Of course, it is easy for chaps. All we have to do is don a suit – not even that these days if some of the wedding photos I have seen are anything to go by – and arrive at the venue sufficiently compos mentis to stand vaguely unaided for fifteen minutes or so.

For the fairer sex, though, it is a whole different ball game. There’s the dress, the colour scheme, flowers, who to invite, where to hold the event – enough decision points to imperil the sanity of even the most level-headed gal. Of course, there is help at hand. There is a complete industry that has grown up over the last few years to help the couple plan their big event. A word of caution though – wedding planners equals inordinate expense. And the bill creeps up imperceptibly. Why not go for x rather than y – it only adds a fiver per head to the bill. By the time you have finished those additional fivers have racked up the cost phenomenally.
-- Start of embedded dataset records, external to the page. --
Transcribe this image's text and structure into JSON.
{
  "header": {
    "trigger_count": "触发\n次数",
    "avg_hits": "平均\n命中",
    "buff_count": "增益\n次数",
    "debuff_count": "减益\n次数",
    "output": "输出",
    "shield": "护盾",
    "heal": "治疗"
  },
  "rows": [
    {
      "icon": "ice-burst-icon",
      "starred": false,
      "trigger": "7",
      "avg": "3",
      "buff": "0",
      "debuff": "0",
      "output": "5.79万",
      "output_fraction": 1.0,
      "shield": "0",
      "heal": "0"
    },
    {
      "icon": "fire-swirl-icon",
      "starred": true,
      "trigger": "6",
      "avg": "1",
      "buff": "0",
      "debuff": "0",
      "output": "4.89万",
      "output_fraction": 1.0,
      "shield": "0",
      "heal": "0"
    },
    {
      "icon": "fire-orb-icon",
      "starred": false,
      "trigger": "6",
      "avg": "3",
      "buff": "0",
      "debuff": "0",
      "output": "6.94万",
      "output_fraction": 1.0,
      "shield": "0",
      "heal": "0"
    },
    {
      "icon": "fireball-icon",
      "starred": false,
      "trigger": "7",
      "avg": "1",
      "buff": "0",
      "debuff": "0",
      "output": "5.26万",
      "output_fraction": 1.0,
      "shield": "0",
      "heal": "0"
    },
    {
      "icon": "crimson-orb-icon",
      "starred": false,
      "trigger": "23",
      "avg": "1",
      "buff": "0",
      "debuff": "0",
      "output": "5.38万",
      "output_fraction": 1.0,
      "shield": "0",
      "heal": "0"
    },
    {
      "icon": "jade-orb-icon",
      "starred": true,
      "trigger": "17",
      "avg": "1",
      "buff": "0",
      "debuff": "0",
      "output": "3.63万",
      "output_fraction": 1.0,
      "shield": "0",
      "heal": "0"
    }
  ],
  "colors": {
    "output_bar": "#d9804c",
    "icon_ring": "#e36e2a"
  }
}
The question has to be asked – is it all worth it? Well not according to a couple of economists from Emory University in Atlanta who have conducted the first statistical analysis (I can believe it) which compared wedding spending with the longevity of the marriage. They surveyed 3,150 respondents and have recently published their findings in the ever-popular Social Science Research Network. They found that women whose weddings cost $20,000 or more were three and a half times more likely to end up divorced than those who spent half that amount.
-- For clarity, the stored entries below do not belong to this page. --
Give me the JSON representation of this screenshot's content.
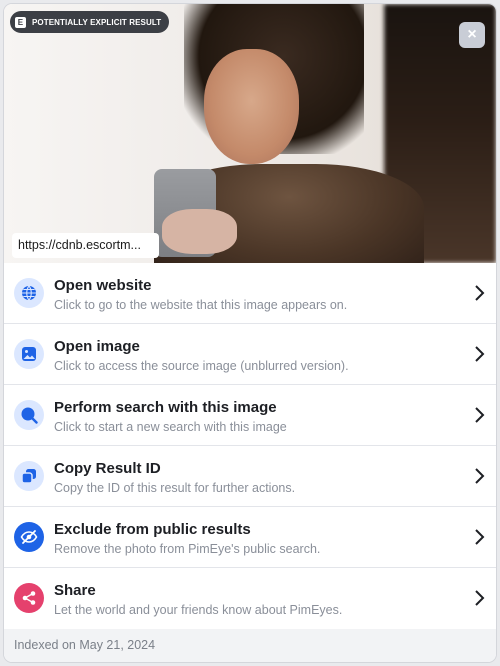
{
  "badge": {
    "letter": "E",
    "label": "POTENTIALLY EXPLICIT RESULT"
  },
  "close": {
    "glyph": "×"
  },
  "preview": {
    "url": "https://cdnb.escortm..."
  },
  "menu": {
    "items": [
      {
        "title": "Open website",
        "subtitle": "Click to go to the website that this image appears on.",
        "icon": "globe-icon",
        "icon_bg": "#dbe7ff",
        "icon_fg": "#1e63e6"
      },
      {
        "title": "Open image",
        "subtitle": "Click to access the source image (unblurred version).",
        "icon": "image-icon",
        "icon_bg": "#dbe7ff",
        "icon_fg": "#1e63e6"
      },
      {
        "title": "Perform search with this image",
        "subtitle": "Click to start a new search with this image",
        "icon": "search-icon",
        "icon_bg": "#dbe7ff",
        "icon_fg": "#1e63e6"
      },
      {
        "title": "Copy Result ID",
        "subtitle": "Copy the ID of this result for further actions.",
        "icon": "copy-icon",
        "icon_bg": "#dbe7ff",
        "icon_fg": "#1e63e6"
      },
      {
        "title": "Exclude from public results",
        "subtitle": "Remove the photo from PimEye's public search.",
        "icon": "eye-off-icon",
        "icon_bg": "#1e63e6",
        "icon_fg": "#ffffff"
      },
      {
        "title": "Share",
        "subtitle": "Let the world and your friends know about PimEyes.",
        "icon": "share-icon",
        "icon_bg": "#e5416d",
        "icon_fg": "#ffffff"
      }
    ]
  },
  "footer": {
    "indexed": "Indexed on May 21, 2024"
  }
}
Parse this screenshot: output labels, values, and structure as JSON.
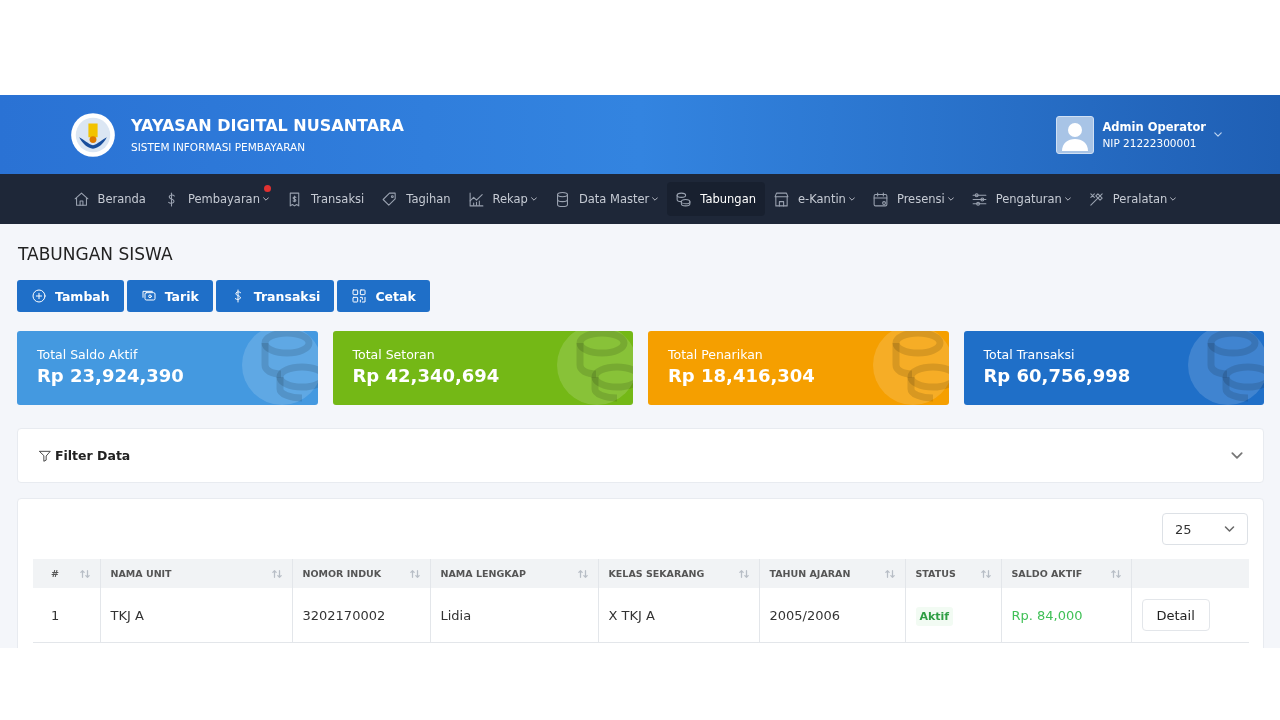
{
  "header": {
    "title": "YAYASAN DIGITAL NUSANTARA",
    "subtitle": "SISTEM INFORMASI PEMBAYARAN",
    "user": {
      "name": "Admin Operator",
      "nip": "NIP 21222300001"
    }
  },
  "nav": [
    {
      "label": "Beranda",
      "dropdown": false,
      "selected": false,
      "badge": false
    },
    {
      "label": "Pembayaran",
      "dropdown": true,
      "selected": false,
      "badge": true
    },
    {
      "label": "Transaksi",
      "dropdown": false,
      "selected": false,
      "badge": false
    },
    {
      "label": "Tagihan",
      "dropdown": false,
      "selected": false,
      "badge": false
    },
    {
      "label": "Rekap",
      "dropdown": true,
      "selected": false,
      "badge": false
    },
    {
      "label": "Data Master",
      "dropdown": true,
      "selected": false,
      "badge": false
    },
    {
      "label": "Tabungan",
      "dropdown": false,
      "selected": true,
      "badge": false
    },
    {
      "label": "e-Kantin",
      "dropdown": true,
      "selected": false,
      "badge": false
    },
    {
      "label": "Presensi",
      "dropdown": true,
      "selected": false,
      "badge": false
    },
    {
      "label": "Pengaturan",
      "dropdown": true,
      "selected": false,
      "badge": false
    },
    {
      "label": "Peralatan",
      "dropdown": true,
      "selected": false,
      "badge": false
    }
  ],
  "page_title": "TABUNGAN SISWA",
  "actions": [
    "Tambah",
    "Tarik",
    "Transaksi",
    "Cetak"
  ],
  "stats": [
    {
      "label": "Total Saldo Aktif",
      "value": "Rp 23,924,390",
      "color": "#4499e0"
    },
    {
      "label": "Total Setoran",
      "value": "Rp 42,340,694",
      "color": "#74b816"
    },
    {
      "label": "Total Penarikan",
      "value": "Rp 18,416,304",
      "color": "#f59f00"
    },
    {
      "label": "Total Transaksi",
      "value": "Rp 60,756,998",
      "color": "#1f6fc8"
    }
  ],
  "filter": {
    "title": "Filter Data",
    "expanded": false
  },
  "table": {
    "page_size": "25",
    "columns": [
      "#",
      "NAMA UNIT",
      "NOMOR INDUK",
      "NAMA LENGKAP",
      "KELAS SEKARANG",
      "TAHUN AJARAN",
      "STATUS",
      "SALDO AKTIF",
      ""
    ],
    "rows": [
      {
        "no": "1",
        "unit": "TKJ A",
        "nomor_induk": "3202170002",
        "nama": "Lidia",
        "kelas": "X TKJ A",
        "tahun": "2005/2006",
        "status": {
          "label": "Aktif",
          "kind": "active"
        },
        "saldo": "Rp. 84,000",
        "action": "Detail"
      }
    ]
  }
}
The researchers have some good news for chaps. There is a correlation between the amount you spend on the engagement ring and the longevity of your relationship. Men who spent between $2,000 and $4,000 on an engagement ring were 1.3 times more likely to end up divorced than those who spent between $500 to $2,000. Save the money, I say!

To emphasise what a leviathan the exercise of planning a wedding has become compare the advice provided by the American magazine Brides in 1959 to engaged couples to set aside two months to plan their perfect day with the recommendation from the same magazine in the 1990s that 12 months should be set aside and, helpfully, publishing a checklist of 44 tasks to complete to ensure perfection.

Naturally, psychologists are at hand to give us explanations as to why high expenditure on weddings equals a higher than average chance of divorce. They claim that couples who go over the top on their wedding are papering over cracks in their relationship. After all, you are making a statement of your love not how big your credit limit is.

Nothing wrong with a quick ceremony and a plate of sandwiches down the local if you ask me!